Pusulamıza bakıyorduk. Saptırıyordu.
Lal olmuştuk. Gözlerimize bakmıyorlardı. Her günün ardında birini kaybediyorduk ama bir yandan bize birisini kazandırıyordu. Savaşıyorduk ama sanki savaş karşı bir tarafla değil, kendimizleydi. Farkındaydı ki içimizdeki savaşı bitirmeyince çevremizedeki savaşı kaybediyorduk. Yaşam ve Ölümün en büyük bedel olduğunu anladığımda hiçbirşeyin farkında değildim. Ama şimdi fark ediyordum. Yaşamak istememin bedeli 2 canının ölümü olmuştu. O andan sonra yaşamda benim için ölüm olmuştu. Yaşamak için asla uğraşmadım. Ama elime bir sebep verildi. Birşeylerimin kaybettiğim zamanının acısı herşeyimi kaybettiğimim zaman elimden tuttu. Ben onların elini tutamadım ama onların yanında yürüdüm. Onlara bağlı değildim ama onların yolundaydım.Bu sefer geçmiş geleceği değil, gelecek geçmişi eşeliyrodu. Ve biz,Kan Cerehatı'nı neyin beklediğini bilmiyorduk. 15 ruh olana 1 ruhsuz şekildeydik.
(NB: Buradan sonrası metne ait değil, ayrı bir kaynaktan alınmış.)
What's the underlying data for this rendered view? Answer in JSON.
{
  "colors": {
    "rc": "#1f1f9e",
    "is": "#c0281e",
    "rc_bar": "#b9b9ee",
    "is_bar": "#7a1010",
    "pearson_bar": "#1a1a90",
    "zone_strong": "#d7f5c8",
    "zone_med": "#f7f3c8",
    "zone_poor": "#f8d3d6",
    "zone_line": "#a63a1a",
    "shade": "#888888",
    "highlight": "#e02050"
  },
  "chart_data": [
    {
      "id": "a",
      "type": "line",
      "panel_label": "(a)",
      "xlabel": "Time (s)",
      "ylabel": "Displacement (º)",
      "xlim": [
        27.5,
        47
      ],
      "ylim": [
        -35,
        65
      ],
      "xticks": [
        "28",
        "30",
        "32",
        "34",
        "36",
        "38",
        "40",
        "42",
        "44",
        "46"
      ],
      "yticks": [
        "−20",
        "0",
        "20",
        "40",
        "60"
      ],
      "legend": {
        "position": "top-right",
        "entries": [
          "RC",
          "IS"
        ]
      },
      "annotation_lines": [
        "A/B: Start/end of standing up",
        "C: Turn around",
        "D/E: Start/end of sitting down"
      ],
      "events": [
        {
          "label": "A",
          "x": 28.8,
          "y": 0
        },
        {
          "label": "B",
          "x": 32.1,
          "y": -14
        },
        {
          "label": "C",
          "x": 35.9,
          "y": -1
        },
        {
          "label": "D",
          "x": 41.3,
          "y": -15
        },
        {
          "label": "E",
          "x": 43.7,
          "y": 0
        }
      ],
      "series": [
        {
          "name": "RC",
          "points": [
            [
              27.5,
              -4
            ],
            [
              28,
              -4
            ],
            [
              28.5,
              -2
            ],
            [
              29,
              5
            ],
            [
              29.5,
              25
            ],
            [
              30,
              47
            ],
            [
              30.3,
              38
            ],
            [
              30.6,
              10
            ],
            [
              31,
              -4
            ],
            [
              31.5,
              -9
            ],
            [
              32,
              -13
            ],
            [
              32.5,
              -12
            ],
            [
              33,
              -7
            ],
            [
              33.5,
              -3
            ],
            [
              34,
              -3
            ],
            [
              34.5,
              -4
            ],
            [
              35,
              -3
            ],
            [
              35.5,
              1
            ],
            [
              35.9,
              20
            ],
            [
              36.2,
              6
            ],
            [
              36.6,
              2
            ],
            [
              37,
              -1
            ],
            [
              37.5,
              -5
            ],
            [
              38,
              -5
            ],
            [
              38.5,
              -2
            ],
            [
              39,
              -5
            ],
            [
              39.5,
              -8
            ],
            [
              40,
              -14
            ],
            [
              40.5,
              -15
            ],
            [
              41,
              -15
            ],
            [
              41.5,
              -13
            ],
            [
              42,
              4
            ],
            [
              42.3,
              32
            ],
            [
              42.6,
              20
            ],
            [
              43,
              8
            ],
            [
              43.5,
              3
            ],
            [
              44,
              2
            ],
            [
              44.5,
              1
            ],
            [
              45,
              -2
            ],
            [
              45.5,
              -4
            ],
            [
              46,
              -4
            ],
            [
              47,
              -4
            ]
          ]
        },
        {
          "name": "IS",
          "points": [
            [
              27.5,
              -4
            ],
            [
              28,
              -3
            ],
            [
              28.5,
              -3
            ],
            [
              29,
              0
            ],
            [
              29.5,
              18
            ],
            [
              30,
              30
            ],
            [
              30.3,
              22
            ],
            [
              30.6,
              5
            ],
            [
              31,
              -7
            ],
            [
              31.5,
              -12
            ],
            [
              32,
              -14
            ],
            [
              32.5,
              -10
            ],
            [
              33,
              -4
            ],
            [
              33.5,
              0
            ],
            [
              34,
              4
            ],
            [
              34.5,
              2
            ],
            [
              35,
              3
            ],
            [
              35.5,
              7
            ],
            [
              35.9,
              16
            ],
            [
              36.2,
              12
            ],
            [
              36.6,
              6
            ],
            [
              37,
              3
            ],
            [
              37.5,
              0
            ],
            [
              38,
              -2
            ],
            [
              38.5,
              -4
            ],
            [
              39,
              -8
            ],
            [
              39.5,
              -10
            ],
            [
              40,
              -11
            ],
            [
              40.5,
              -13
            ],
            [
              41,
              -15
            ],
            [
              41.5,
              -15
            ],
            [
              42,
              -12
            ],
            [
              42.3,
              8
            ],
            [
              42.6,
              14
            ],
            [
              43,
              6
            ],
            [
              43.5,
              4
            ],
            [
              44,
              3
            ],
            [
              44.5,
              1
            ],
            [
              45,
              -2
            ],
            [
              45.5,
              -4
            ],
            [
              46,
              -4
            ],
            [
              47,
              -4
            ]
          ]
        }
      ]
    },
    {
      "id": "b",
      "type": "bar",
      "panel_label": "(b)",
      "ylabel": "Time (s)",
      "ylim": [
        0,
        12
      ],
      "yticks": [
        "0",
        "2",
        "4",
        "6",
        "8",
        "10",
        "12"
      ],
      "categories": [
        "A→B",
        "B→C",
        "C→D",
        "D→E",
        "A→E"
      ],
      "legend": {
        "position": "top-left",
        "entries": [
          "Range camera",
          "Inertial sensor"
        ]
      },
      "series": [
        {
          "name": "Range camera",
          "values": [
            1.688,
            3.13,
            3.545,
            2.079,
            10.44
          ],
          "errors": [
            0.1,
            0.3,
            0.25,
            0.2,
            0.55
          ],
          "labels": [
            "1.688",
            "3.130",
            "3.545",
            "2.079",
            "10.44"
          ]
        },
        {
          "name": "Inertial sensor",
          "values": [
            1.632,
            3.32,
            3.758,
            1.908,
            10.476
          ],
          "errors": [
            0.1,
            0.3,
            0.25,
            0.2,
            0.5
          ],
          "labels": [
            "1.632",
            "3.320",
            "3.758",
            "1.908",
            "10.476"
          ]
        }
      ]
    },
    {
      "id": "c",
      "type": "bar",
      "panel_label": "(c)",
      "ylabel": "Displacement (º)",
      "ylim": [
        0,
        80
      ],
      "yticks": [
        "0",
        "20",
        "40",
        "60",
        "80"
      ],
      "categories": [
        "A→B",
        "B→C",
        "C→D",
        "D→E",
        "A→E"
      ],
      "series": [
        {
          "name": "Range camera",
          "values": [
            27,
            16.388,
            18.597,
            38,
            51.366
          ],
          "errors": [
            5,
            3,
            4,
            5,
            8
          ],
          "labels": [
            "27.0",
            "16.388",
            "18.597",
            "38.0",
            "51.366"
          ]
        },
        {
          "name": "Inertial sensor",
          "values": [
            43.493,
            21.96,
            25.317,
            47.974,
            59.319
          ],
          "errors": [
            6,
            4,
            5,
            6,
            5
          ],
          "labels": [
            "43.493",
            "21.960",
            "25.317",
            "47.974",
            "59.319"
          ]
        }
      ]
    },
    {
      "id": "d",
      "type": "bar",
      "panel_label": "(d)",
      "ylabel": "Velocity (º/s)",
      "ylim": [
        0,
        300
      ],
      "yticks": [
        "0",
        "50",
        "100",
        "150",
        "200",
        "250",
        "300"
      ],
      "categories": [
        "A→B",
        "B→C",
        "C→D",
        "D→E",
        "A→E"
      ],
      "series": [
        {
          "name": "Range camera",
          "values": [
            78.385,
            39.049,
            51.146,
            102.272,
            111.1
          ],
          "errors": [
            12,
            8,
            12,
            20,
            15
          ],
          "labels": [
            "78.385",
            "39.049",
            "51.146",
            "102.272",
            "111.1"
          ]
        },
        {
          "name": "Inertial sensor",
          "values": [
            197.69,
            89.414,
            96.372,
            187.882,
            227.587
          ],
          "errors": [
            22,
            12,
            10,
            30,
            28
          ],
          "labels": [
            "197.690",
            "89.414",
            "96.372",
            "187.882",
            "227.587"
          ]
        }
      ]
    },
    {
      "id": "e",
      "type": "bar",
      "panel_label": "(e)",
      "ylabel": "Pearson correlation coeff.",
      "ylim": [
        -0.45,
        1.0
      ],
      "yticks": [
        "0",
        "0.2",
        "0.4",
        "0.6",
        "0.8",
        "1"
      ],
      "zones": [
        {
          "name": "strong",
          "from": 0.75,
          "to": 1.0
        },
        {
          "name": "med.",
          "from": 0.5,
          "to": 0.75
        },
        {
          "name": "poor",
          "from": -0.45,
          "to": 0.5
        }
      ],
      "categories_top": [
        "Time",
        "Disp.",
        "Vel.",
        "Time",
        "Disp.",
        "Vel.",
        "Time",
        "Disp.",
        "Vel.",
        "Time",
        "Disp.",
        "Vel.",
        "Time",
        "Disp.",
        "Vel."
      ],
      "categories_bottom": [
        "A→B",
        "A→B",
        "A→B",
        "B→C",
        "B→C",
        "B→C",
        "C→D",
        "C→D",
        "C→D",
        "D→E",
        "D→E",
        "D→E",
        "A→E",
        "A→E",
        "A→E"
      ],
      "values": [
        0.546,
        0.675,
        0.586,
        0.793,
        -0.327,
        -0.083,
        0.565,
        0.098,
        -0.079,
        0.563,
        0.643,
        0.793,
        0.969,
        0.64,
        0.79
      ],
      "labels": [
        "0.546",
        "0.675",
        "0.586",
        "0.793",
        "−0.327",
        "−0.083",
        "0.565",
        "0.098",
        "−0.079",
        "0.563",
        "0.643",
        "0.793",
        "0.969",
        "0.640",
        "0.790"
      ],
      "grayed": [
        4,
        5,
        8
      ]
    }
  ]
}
Unutma; ruhsuzlar görünmez. Görünmeyenlerin yanında da kimse olmaa
Yerde geriye doğru sürünürken üzerime adımlayan beş maskeli adama bakıyordum.Güldü bir tanesi,bu bariz bir 'sen şimdi elimize düştün' gülüşüydü.Daha ne yaptığımı bile bilmiyordum.
İçlerinden bir tanesi daha da öne çıktı ve yerde olduğum için bir dizini kırıp benimle aynı hizaya geldi."Seni ne yapacağız şimdi?"
"B-beni bırakabilirsiniz mesela" korkudan olsa gerek kekelemiştim.Oysaki ben kekelemezdim,hep cesurdum.Nerdeydi şimdi o önüne gelene kafa tutan ve bildiği birkaç tekvando hareketiyle adamları yere seren kız?
Elini uzatıp çenemi tuttu ve sıkarak buz mavisi gözlerine bakmamı sağladı.Korku tüm bedenimdeydi."Bizimle geliyorsun"
Kafamı onun temasından kurtarıp hızlı denebilecek şekilde iki yana salladım."H-hayır"
Arkada kalan dörtlü kollarını göğüslerinde çaprazlayıp bu aciz halimle eğleniyordu.Odalardan birinin kapısı açılınca içerden Bengü çıktı."S*ktir!"
Dibimde duran adam yerinden kalktı ve bir kere bile arkasına bakmadan küçük evimizin kapısından çıktı."İkisini de alın,gidiyoruz"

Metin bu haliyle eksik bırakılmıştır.